Futures

HR futures: Trying to form a bottom

Written by David Feldstein


On Aug. 14, the chairman of the world’s largest steel producer, China’s Baowu Steel Group, had some alarming news. He told staff at the firm’s mid-year meeting that conditions in China are like a “harsh winter” that will be “longer, colder and more difficult to endure than expected.” Ferrous markets reacted aggressively over the next three trading sessions sending the rolling 2nd month iron ore future down to an intraday low of $91.80/per metric ton (mt), its lowest since November 2022. Six trading sessions later, iron ore was back above $100/mt.

Rolling 2nd month SGX iron ore future $/mt

The panic in iron ore took Turkish scrap futures down with it, but then Turkish scrap rebounded alongside ore. What is even more interesting is Turkish scrap continues to bounce off its $355 support level as indicated by the yellow dashed line.

Rolling 2nd month LME Turkish scrap future

Over the past few years, financial market participants have increased their footprint in HRC futures. As a result, Midwest HRC futures can be heavily influenced at times by developments on the global ferrous or macroeconomic front. For instance, HR futures trading volume ground to a halt through the first seven trading sessions of August as the summer doldrums arrived in full force. The news out of China and panicked-selling in iron ore spilled into the Midwest futures market. Trading volume exploded as futures tanked. 

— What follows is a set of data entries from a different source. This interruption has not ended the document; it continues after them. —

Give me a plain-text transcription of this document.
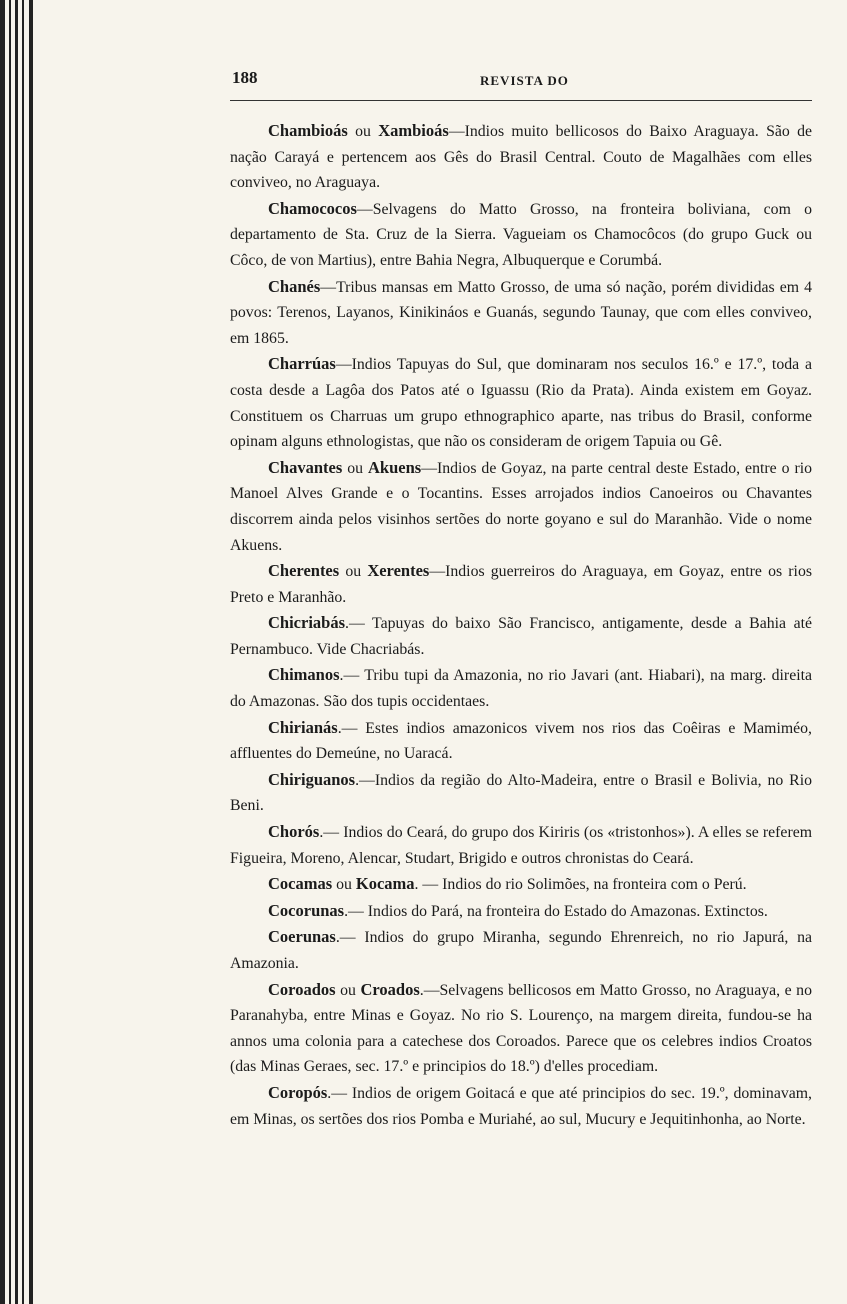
188	REVISTA DO

Chambioás ou Xambioás—Indios muito bellicosos do Baixo Araguaya. São de nação Carayá e pertencem aos Gês do Brasil Central. Couto de Magalhães com elles conviveo, no Araguaya.

Chamococos—Selvagens do Matto Grosso, na fronteira boliviana, com o departamento de Sta. Cruz de la Sierra. Vagueiam os Chamocôcos (do grupo Guck ou Côco, de von Martius), entre Bahia Negra, Albuquerque e Corumbá.

Chanés—Tribus mansas em Matto Grosso, de uma só nação, porém divididas em 4 povos: Terenos, Layanos, Kinikináos e Guanás, segundo Taunay, que com elles conviveo, em 1865.

Charrúas—Indios Tapuyas do Sul, que dominaram nos seculos 16.º e 17.º, toda a costa desde a Lagôa dos Patos até o Iguassu (Rio da Prata). Ainda existem em Goyaz. Constituem os Charruas um grupo ethnographico aparte, nas tribus do Brasil, conforme opinam alguns ethnologistas, que não os consideram de origem Tapuia ou Gê.

Chavantes ou Akuens—Indios de Goyaz, na parte central deste Estado, entre o rio Manoel Alves Grande e o Tocantins. Esses arrojados indios Canoeiros ou Chavantes discorrem ainda pelos visinhos sertões do norte goyano e sul do Maranhão. Vide o nome Akuens.

Cherentes ou Xerentes—Indios guerreiros do Araguaya, em Goyaz, entre os rios Preto e Maranhão.

Chicriabás.— Tapuyas do baixo São Francisco, antigamente, desde a Bahia até Pernambuco. Vide Chacriabás.

Chimanos.— Tribu tupi da Amazonia, no rio Javari (ant. Hiabari), na marg. direita do Amazonas. São dos tupis occidentaes.

Chirianás.— Estes indios amazonicos vivem nos rios das Coêiras e Mamiméo, affluentes do Demeúne, no Uaracá.

Chiriguanos.—Indios da região do Alto-Madeira, entre o Brasil e Bolivia, no Rio Beni.

Chorós.— Indios do Ceará, do grupo dos Kiriris (os «tristonhos»). A elles se referem Figueira, Moreno, Alencar, Studart, Brigido e outros chronistas do Ceará.

Cocamas ou Kocama. — Indios do rio Solimões, na fronteira com o Perú.

Cocorunas.— Indios do Pará, na fronteira do Estado do Amazonas. Extinctos.

Coerunas.— Indios do grupo Miranha, segundo Ehrenreich, no rio Japurá, na Amazonia.

Coroados ou Croados.—Selvagens bellicosos em Matto Grosso, no Araguaya, e no Paranahyba, entre Minas e Goyaz. No rio S. Lourenço, na margem direita, fundou-se ha annos uma colonia para a catechese dos Coroados. Parece que os celebres indios Croatos (das Minas Geraes, sec. 17.º e principios do 18.º) d'elles procediam.

Coropós.— Indios de origem Goitacá e que até principios do sec. 19.º, dominavam, em Minas, os sertões dos rios Pomba e Muriahé, ao sul, Mucury e Jequitinhonha, ao Norte.
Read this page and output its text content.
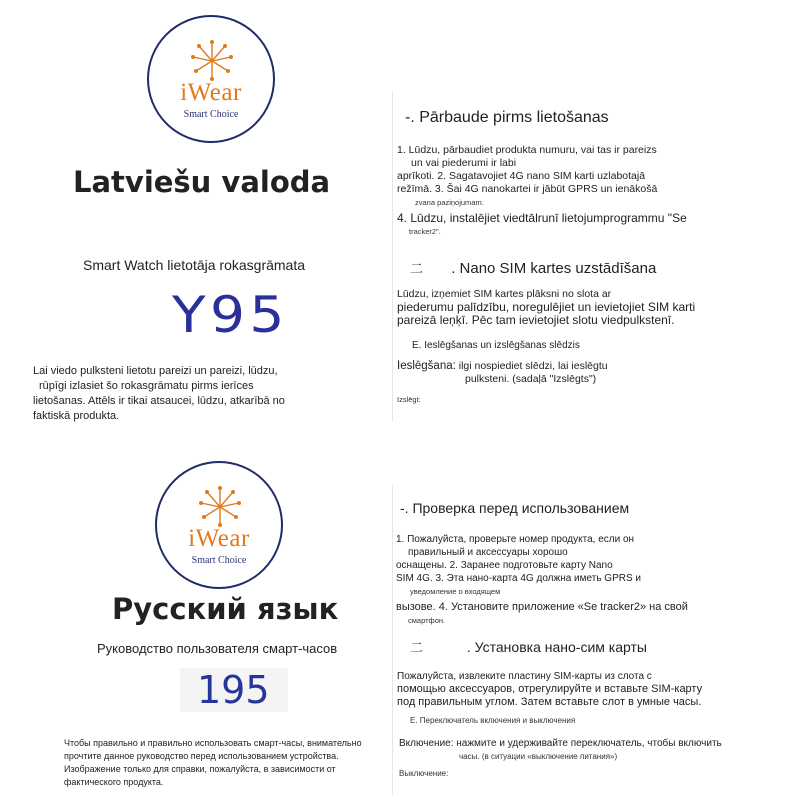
iWear
Smart Choice
Latviešu valoda
Smart Watch lietotāja rokasgrāmata
Y95
Lai viedo pulksteni lietotu pareizi un pareizi, lūdzu,
rūpīgi izlasiet šo rokasgrāmatu pirms ierīces
lietošanas. Attēls ir tikai atsaucei, lūdzu, atkarībā no
faktiskā produkta.
-. Pārbaude pirms lietošanas
1. Lūdzu, pārbaudiet produkta numuru, vai tas ir pareizs
un vai piederumi ir labi
aprīkoti. 2. Sagatavojiet 4G nano SIM karti uzlabotajā
režīmā. 3. Šai 4G nanokartei ir jābūt GPRS un ienākošā
zvana paziņojumam.
4. Lūdzu, instalējiet viedtālrunī lietojumprogrammu "Se
tracker2".
二 . Nano SIM kartes uzstādīšana
Lūdzu, izņemiet SIM kartes plāksni no slota ar
piederumu palīdzību, noregulējiet un ievietojiet SIM karti
pareizā leņķī. Pēc tam ievietojiet slotu viedpulkstenī.
E. Ieslēgšanas un izslēgšanas slēdzis
Ieslēgšana: ilgi nospiediet slēdzi, lai ieslēgtu
pulksteni. (sadaļā "Izslēgts")
Izslēgt:
iWear
Smart Choice
Русский язык
Руководство пользователя смарт-часов
195
Чтобы правильно и правильно использовать смарт-часы, внимательно
прочтите данное руководство перед использованием устройства.
Изображение только для справки, пожалуйста, в зависимости от
фактического продукта.
-. Проверка перед использованием
1. Пожалуйста, проверьте номер продукта, если он
правильный и аксессуары хорошо
оснащены. 2. Заранее подготовьте карту Nano
SIM 4G. 3. Эта нано-карта 4G должна иметь GPRS и
уведомление о входящем
вызове. 4. Установите приложение «Se tracker2» на свой
смартфон.
二	. Установка нано-сим карты
Пожалуйста, извлеките пластину SIM-карты из слота с
помощью аксессуаров, отрегулируйте и вставьте SIM-карту
под правильным углом. Затем вставьте слот в умные часы.
E. Переключатель включения и выключения
Включение: нажмите и удерживайте переключатель, чтобы включить
часы. (в ситуации «выключение питания»)
Выключение:
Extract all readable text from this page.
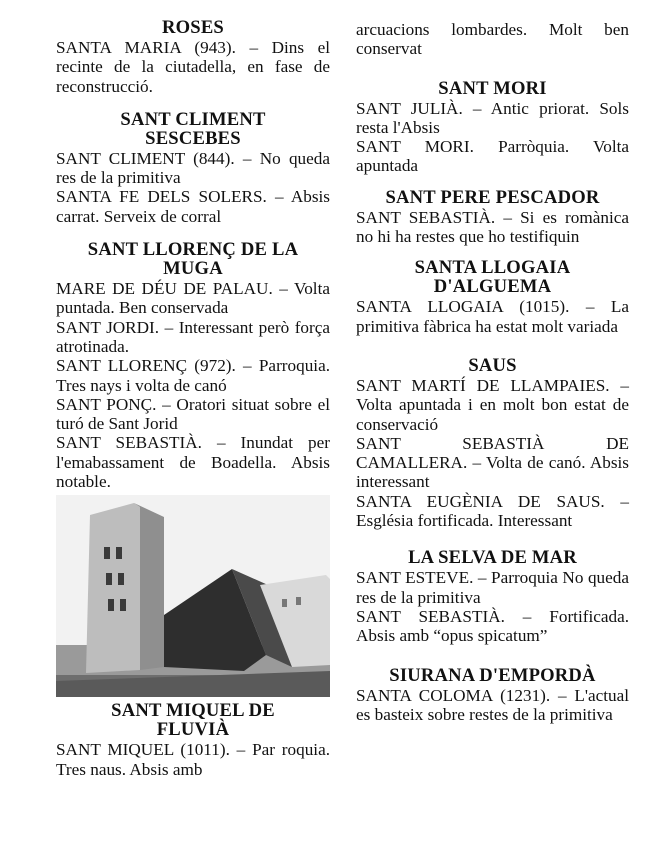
ROSES

SANTA MARIA (943). – Dins el recinte de la ciutadella, en fase de reconstrucció.

SANT CLIMENT
SESCEBES

SANT CLIMENT (844). – No queda res de la primitiva

SANTA FE DELS SOLERS. – Absis carrat. Serveix de corral

SANT LLORENÇ DE LA
MUGA

MARE DE DÉU DE PALAU. – Volta puntada. Ben conservada

SANT JORDI. – Interessant però força atrotinada.

SANT LLORENÇ (972). – Parroquia. Tres nays i volta de canó

SANT PONÇ. – Oratori situat sobre el turó de Sant Jorid

SANT SEBASTIÀ. – Inundat per l'emabassament de Boadella. Absis notable.

SANT MIQUEL DE
FLUVIÀ

SANT MIQUEL (1011). – Par roquia. Tres naus. Absis amb

arcuacions lombardes. Molt ben conservat

SANT MORI

SANT JULIÀ. – Antic priorat. Sols resta l'Absis

SANT MORI. Parròquia. Volta apuntada

SANT PERE PESCADOR

SANT SEBASTIÀ. – Si es romànica no hi ha restes que ho testifiquin

SANTA LLOGAIA
D'ALGUEMA

SANTA LLOGAIA (1015). – La primitiva fàbrica ha estat molt variada

SAUS

SANT MARTÍ DE LLAMPAIES. – Volta apuntada i en molt bon estat de conservació

SANT SEBASTIÀ DE CAMALLERA. – Volta de canó. Absis interessant

SANTA EUGÈNIA DE SAUS. – Església fortificada. Interessant

LA SELVA DE MAR

SANT ESTEVE. – Parroquia No queda res de la primitiva

SANT SEBASTIÀ. – Fortificada. Absis amb “opus spicatum”

SIURANA D'EMPORDÀ

SANTA COLOMA (1231). – L'actual es basteix sobre restes de la primitiva
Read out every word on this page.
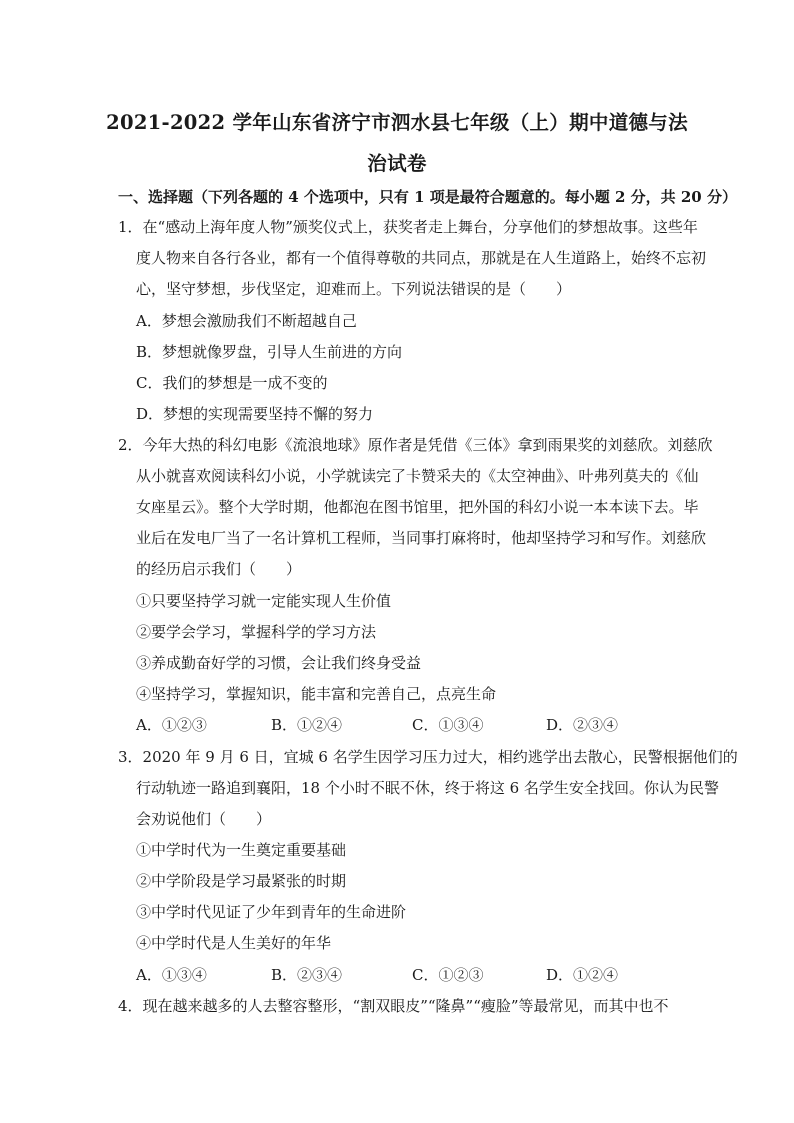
2021-2022 学年山东省济宁市泗水县七年级（上）期中道德与法
治试卷
一、选择题（下列各题的 4 个选项中，只有 1 项是最符合题意的。每小题 2 分，共 20 分）
1．在“感动上海年度人物”颁奖仪式上，获奖者走上舞台，分享他们的梦想故事。这些年
度人物来自各行各业，都有一个值得尊敬的共同点，那就是在人生道路上，始终不忘初
心，坚守梦想，步伐坚定，迎难而上。下列说法错误的是（　　）
A．梦想会激励我们不断超越自己
B．梦想就像罗盘，引导人生前进的方向
C．我们的梦想是一成不变的
D．梦想的实现需要坚持不懈的努力
2．今年大热的科幻电影《流浪地球》原作者是凭借《三体》拿到雨果奖的刘慈欣。刘慈欣
从小就喜欢阅读科幻小说，小学就读完了卡赞采夫的《太空神曲》、叶弗列莫夫的《仙
女座星云》。整个大学时期，他都泡在图书馆里，把外国的科幻小说一本本读下去。毕
业后在发电厂当了一名计算机工程师，当同事打麻将时，他却坚持学习和写作。刘慈欣
的经历启示我们（　　）
①只要坚持学习就一定能实现人生价值
②要学会学习，掌握科学的学习方法
③养成勤奋好学的习惯，会让我们终身受益
④坚持学习，掌握知识，能丰富和完善自己，点亮生命
A．①②③	B．①②④	C．①③④	D．②③④
3．2020 年 9 月 6 日，宜城 6 名学生因学习压力过大，相约逃学出去散心，民警根据他们的
行动轨迹一路追到襄阳，18 个小时不眠不休，终于将这 6 名学生安全找回。你认为民警
会劝说他们（　　）
①中学时代为一生奠定重要基础
②中学阶段是学习最紧张的时期
③中学时代见证了少年到青年的生命进阶
④中学时代是人生美好的年华
A．①③④	B．②③④	C．①②③	D．①②④
4．现在越来越多的人去整容整形，“割双眼皮”“隆鼻”“瘦脸”等最常见，而其中也不
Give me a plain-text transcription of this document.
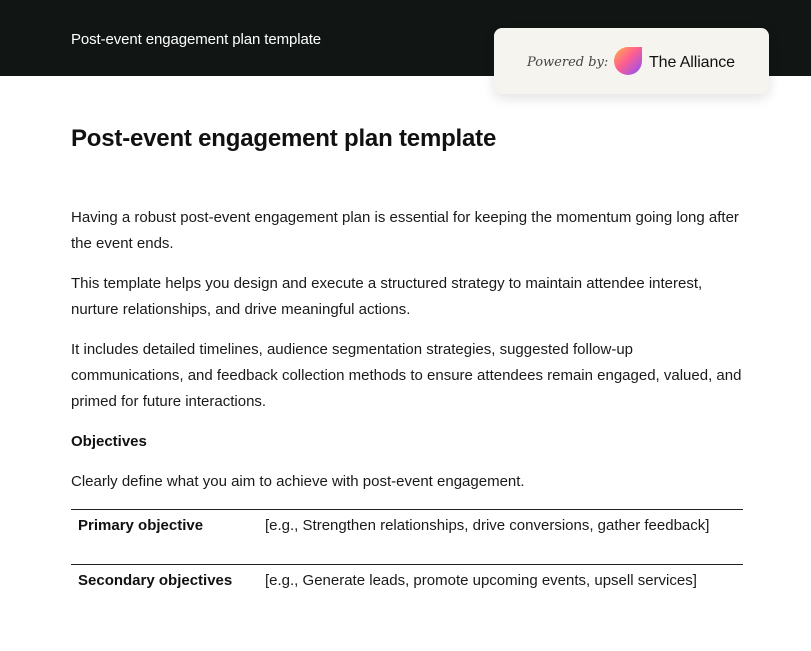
Post-event engagement plan template
Powered by:	The Alliance
Post-event engagement plan template

Having a robust post-event engagement plan is essential for keeping the momentum going long after the event ends.

This template helps you design and execute a structured strategy to maintain attendee interest, nurture relationships, and drive meaningful actions.

It includes detailed timelines, audience segmentation strategies, suggested follow-up communications, and feedback collection methods to ensure attendees remain engaged, valued, and primed for future interactions.

Objectives

Clearly define what you aim to achieve with post-event engagement.

Primary objective	[e.g., Strengthen relationships, drive conversions, gather feedback]
Secondary objectives	[e.g., Generate leads, promote upcoming events, upsell services]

September CME HRC future $/st w aggregate curve volume & 5-day avg.

This chart shows the sell-off during the week of Aug. 12 with the October future leading the group lower down $64 week over week.

CME hot-rolled coil futures curve $/st

Just like in ore and Turkish scrap, Midwest HRC futures said “this aggression will not stand” and rebounded on heavy volume, essentially erasing all of the previous month’s declines. Despite the news and subsequent moves in iron ore, every month from August 2024 to June 2025 saw no more than a $13 gain or a $13 loss over the two-week period. If you were one of the lucky ones to leave on vacation on Aug. 9 and return on Aug. 23, you would look at the curve and think, I am happy to have chosen those two weeks as I didn’t miss out on anything! 

CME hot-rolled coil futures curve $/st

Let’s get technical. If you liked the double-bottom, you are gonna love the triple-bottom…

On the one hand, we have the comments from Baowu to add to the long list of bearish factors. However, if you are a contrarian or bullish, or a contrarian bull, or even a bullish contrarian, then you will be feeling “pretty good” about the chart of the rolling 2nd month Midwest HRC future.

The chart has formed a “triple-bottom,” having bounced off the $650-660 area in June, July, and August. A triple-bottom pattern is characterized as a trend-reversal pattern. In addition, the future traded above and has remained above its seven-month downtrend in blue. The next test sits at the $770 resistance level indicated by the dotted white line.

“Remember, one man’s ceiling is another man’s floor,” or previous support that is broken below becomes resistance when the price rebounds. If the rolling 2nd month can break above $770, then perhaps we will see another squeeze similar to the four sharp rallies experienced in HRC futures since the start of 2023.

Rolling 2nd month CME HRC future $/st

Disclaimer: The content of this article is for informational purposes only. The views in this article do not represent financial services or advice. Any opinion expressed by Mr. Feldstein should not be treated as a specific inducement to make a particular investment or follow a particular strategy, but only as an expression of his opinion. Views and forecasts expressed are as of date indicated, are subject to change without notice, may not come to be and do not represent a recommendation or offer of any particular security, strategy or investment. Strategies mentioned may not be suitable for you. You must make an independent decision regarding investments or strategies mentioned in this article. It is recommended you consider your own particular circumstances and seek the advice from a financial professional before taking action in financial markets.